The group checked 2 different gene therapy methods for recovering the practical gene in brain tissue. Both approaches effectively increased TCF4 levels, and in doing so, remedied Pitt-Hopkins Syndrome phenotypes at molecular, cellular, and electrophysiological scales.
” The fact that we can correct this one gene and the whole neural system restores itself, even at a functional level, is incredible,” said Muotri.
Muotri notes that these genetic interventions happened at a prenatal stage of brain development, whereas in a clinical setting, kids would receive their diagnosis and treatment a few years later on. Therefore, clinical trials should initially verify whether a later intervention is efficient and still safe. The team is currently enhancing their just recently accredited gene treatment tools in preparation for such a trial, in which back injections of the genetic vector would hopefully recover TCF4 function in the brain.
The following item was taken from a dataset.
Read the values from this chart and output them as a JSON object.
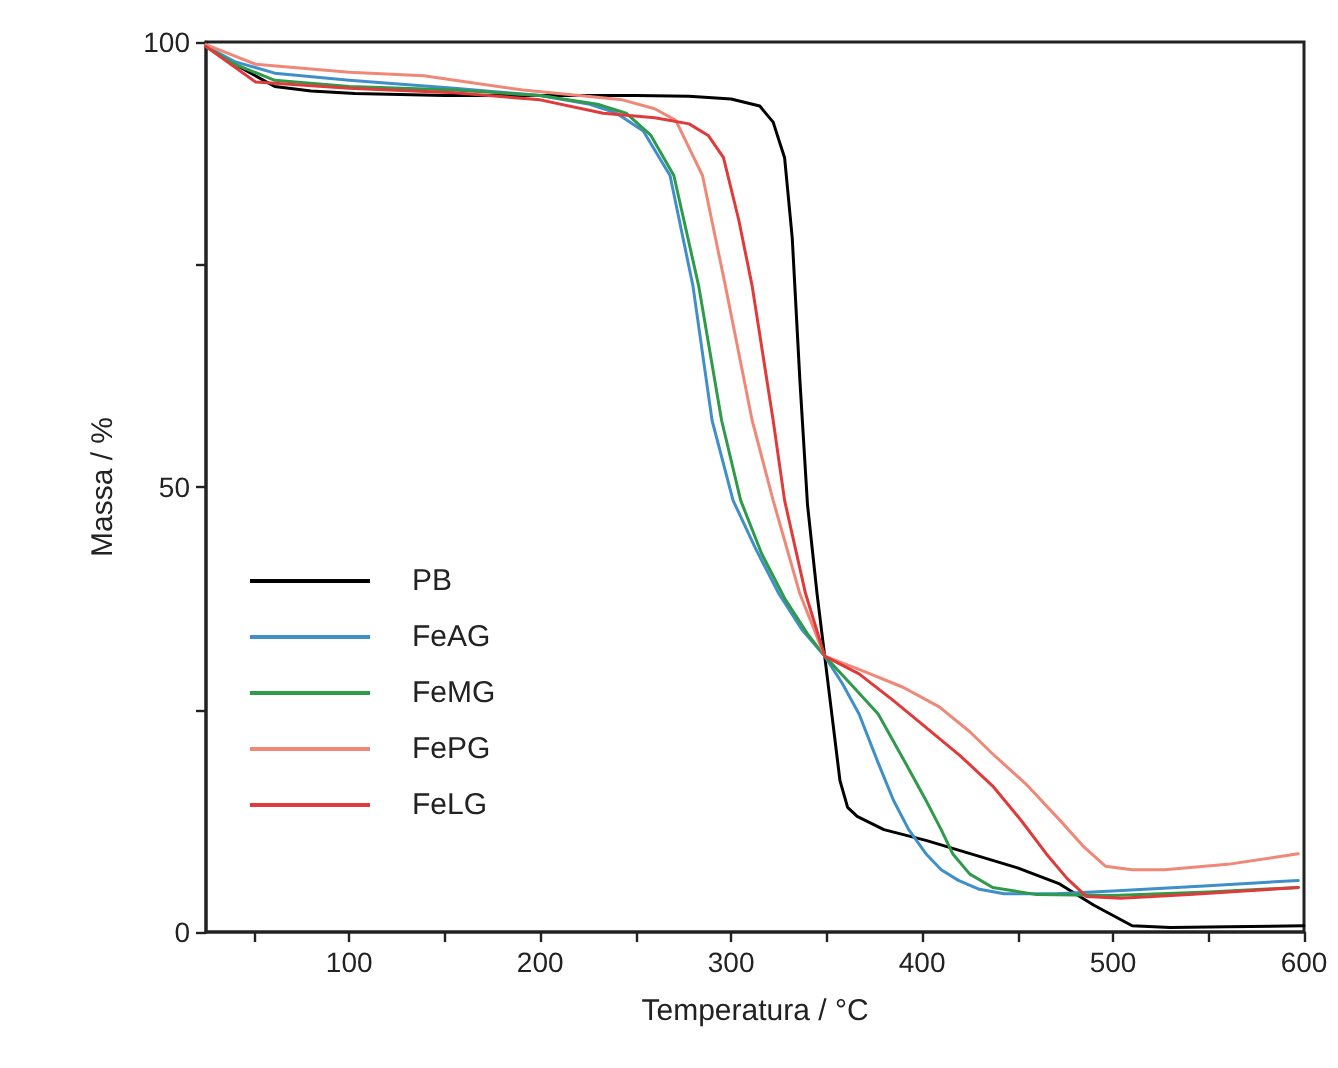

” For these kids and their liked ones, any improvements in motor-cognitive function and quality of life would be worth the try,” Muotri stated.
” What is really exceptional about this work is that these researchers are going beyond the laboratory and working hard to make these findings translatable to the clinic,” said Audrey Davidow, president of the Pitt Hopkins Research Foundation. “This is so much more than an excellent academic paper; its a true step of what well-practiced science can accomplish to hopefully alter human lives for the better.”.
Recommendation: “Transcription Factor 4 loss-of-function is associated with deficits in progenitor proliferation and cortical nerve cell content” by Fabio Papes, Antonio P. Camargo, Janaina S. de Souza, Vinicius M. A. Carvalho, Ryan A. Szeto, Erin LaMontagne, José R. Teixeira, Simoni H. Avansini, Sandra M. Sánchez-Sánchez, Thiago S. Nakahara, Carolina N. Santo, Wei Wu, Hang Yao, Barbara M. P. Araújo, Paulo E. N. F. Velho, Gabriel G. Haddad and Alysson R. Muotri, 2 May 2022, Nature Communications.DOI: 10.1038/ s41467-022-29942-w.
Co-authors consist of: Janaina S. de Souza, Ryan A. Szeto, Erin LaMontagne, Simoni H. Avansini, Sandra M. Sanchez-Sanchez, Wei Wu, Hang Yao and Gabriel Haddad at UC San Diego; Antonio P. Camargo, Vinicius M. A. Carvalho, Jose R. Teixeira, Thiago S. Nakahara, Carolina N. Santo, Barbara M. P. Araujo and Paulo E. N. F. Velho at the University of Campinas.
This work was funded, in part, by the National Institutes of Health (grant R01 MH123828), the Pitt Hopkins Research Foundation, the Sao Paulo Research Foundation (grants 2020/11451 -7, 2018/03613 -7, 2018/04240 -0) and the U.S. Department of Energy Joint Genome Institute (DE-AC02-05CH11231).
Disclosures: Alysson R. Muotri is the co-founder of and has an equity interest in TISMOO, a company devoted to genetic analysis and human brain organogenesis.